In a sometimes strongly-worded letter sent to Labour’s governing national executive committee (NEC) in January, the 47 complainants listed three alleged “major failings” in in process, including the fact that some affiliated unions, the GMB among them, cast votes for each of their branches affiliated to Labour locally while others cast only a single vote no matter how many of their branches had affiliated.

They stated that “it is not our purpose, in general, to question the internal affairs of affiliates” but asserted: “It cannot be right that the NEC accepts this stark variation in practice within the franchise of the process,” which they attributed to “a different interpretation of the rules” brought about by “unclear” procedural guidance. The NEC declined their request for an inquiry to be held into the running of the process and some votes to be declared void or held in abeyance pending its outcome.

Doolan said his union correctly followed its own rules relating to all trigger ballot processes, which sitting MPs too must undergo. These include votes to which branches of the union become entitled when they affiliate to Labour CLPs being cast on their behalf by the London region rather than by the individual branches themselves.

Another locally-affiliated organisation, Newham Fabians, have been informed by the Fabians at national level that their procedure for deciding how to vote in the ballot breached the society’s own rules. The union Bectu, which had a branch affiliated in Newham at the time of the ballot (but which has since disaffiliated from Labour altogether), has said that no affiliation fee was paid in 2016.

Both Newham Fabians and the Bectu branch voted “yes” to Sir Robin going forward automatically. It is understood that the 47 complainants, who are drawn from both of Newham’s CLPs, West Ham and East Ham, are awaiting legal advice before deciding on their next move.

In January, the GMB increased the number of its London branches affiliated to Labour in Newham by more than 20 as part of what Doolan says is a new political strategy for increasing working class participation in grassroots politics across the capital and wholly unconnected to the dispute over the trigger ballot process. He wrote to West Ham CLP in mid-January listing 26 branches that wished to affiliate to it, enclosing a cheque for £156 to cover the required fees.

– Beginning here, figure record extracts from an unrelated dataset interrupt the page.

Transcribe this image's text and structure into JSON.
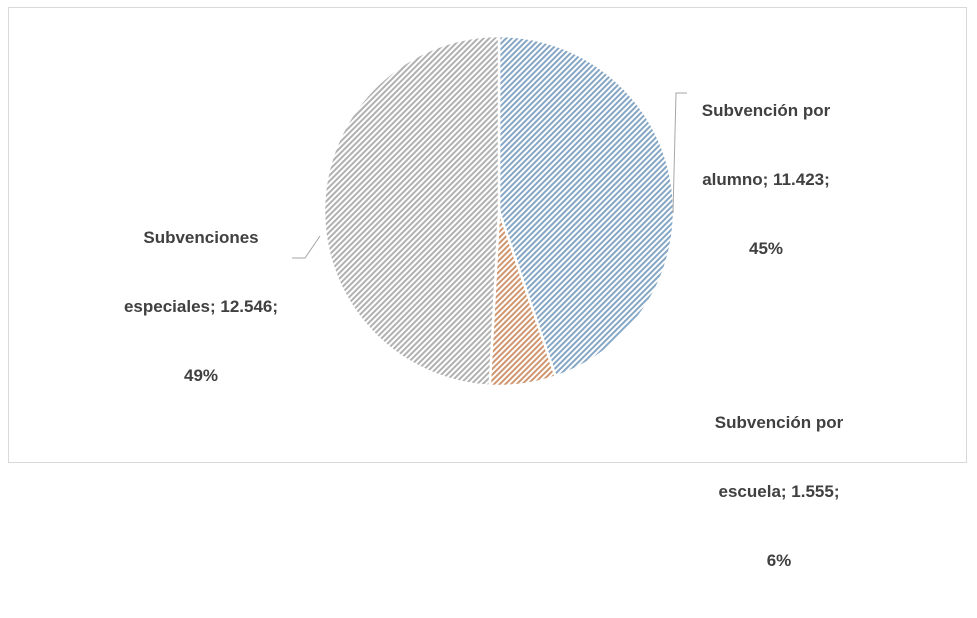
{
  "chart_data": {
    "type": "pie",
    "slices": [
      {
        "name": "Subvención por alumno",
        "value": 11423,
        "value_text": "11.423",
        "percent_text": "45%",
        "color": "#9dc3e6"
      },
      {
        "name": "Subvención por escuela",
        "value": 1555,
        "value_text": "1.555",
        "percent_text": "6%",
        "color": "#f4b183"
      },
      {
        "name": "Subvenciones especiales",
        "value": 12546,
        "value_text": "12.546",
        "percent_text": "49%",
        "color": "#d0d0d0"
      }
    ],
    "data_labels": [
      {
        "lines": [
          "Subvención por",
          "alumno; 11.423;",
          "45%"
        ]
      },
      {
        "lines": [
          "Subvención por",
          "escuela; 1.555;",
          "6%"
        ]
      },
      {
        "lines": [
          "Subvenciones",
          "especiales; 12.546;",
          "49%"
        ]
      }
    ],
    "pattern": "diagonal-hatch",
    "start_angle": "12 o'clock, clockwise"
  }
}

Many of the 26 branches are in workplaces outside Newham, including Barking, Bromley, Hendon, Woodford and the borough of Kensington and Chelsea, but Labour Party rules permit branches to affiliate to CLPs if a member of it is also party member who is “resident or registered as an elector within the constituency”.

The trigger ballot process allowed each of Labour’s 20 wards in Newham a single vote and 17 in all for affiliates. Two others unions cast more than one vote and four cast only one. Of the 20 wards, 9 voted “yes”to Sir Robin going forward automatically with 11 preferring the alternative, an open selection battle in which other hopefuls could have contested him for the nomination. The affiliates, comprising unions and other organisations, voted “yes” by 11 to 6.

The complainants’ letter to the NEC argued that “if trade union affiliates are allowed more than one vote, it presents a situation where trade union affiliates are able to affiliate as many branches as they want to any CLP, thereby completely out-voting party branches and the democratic expression of branch members’ wishes”.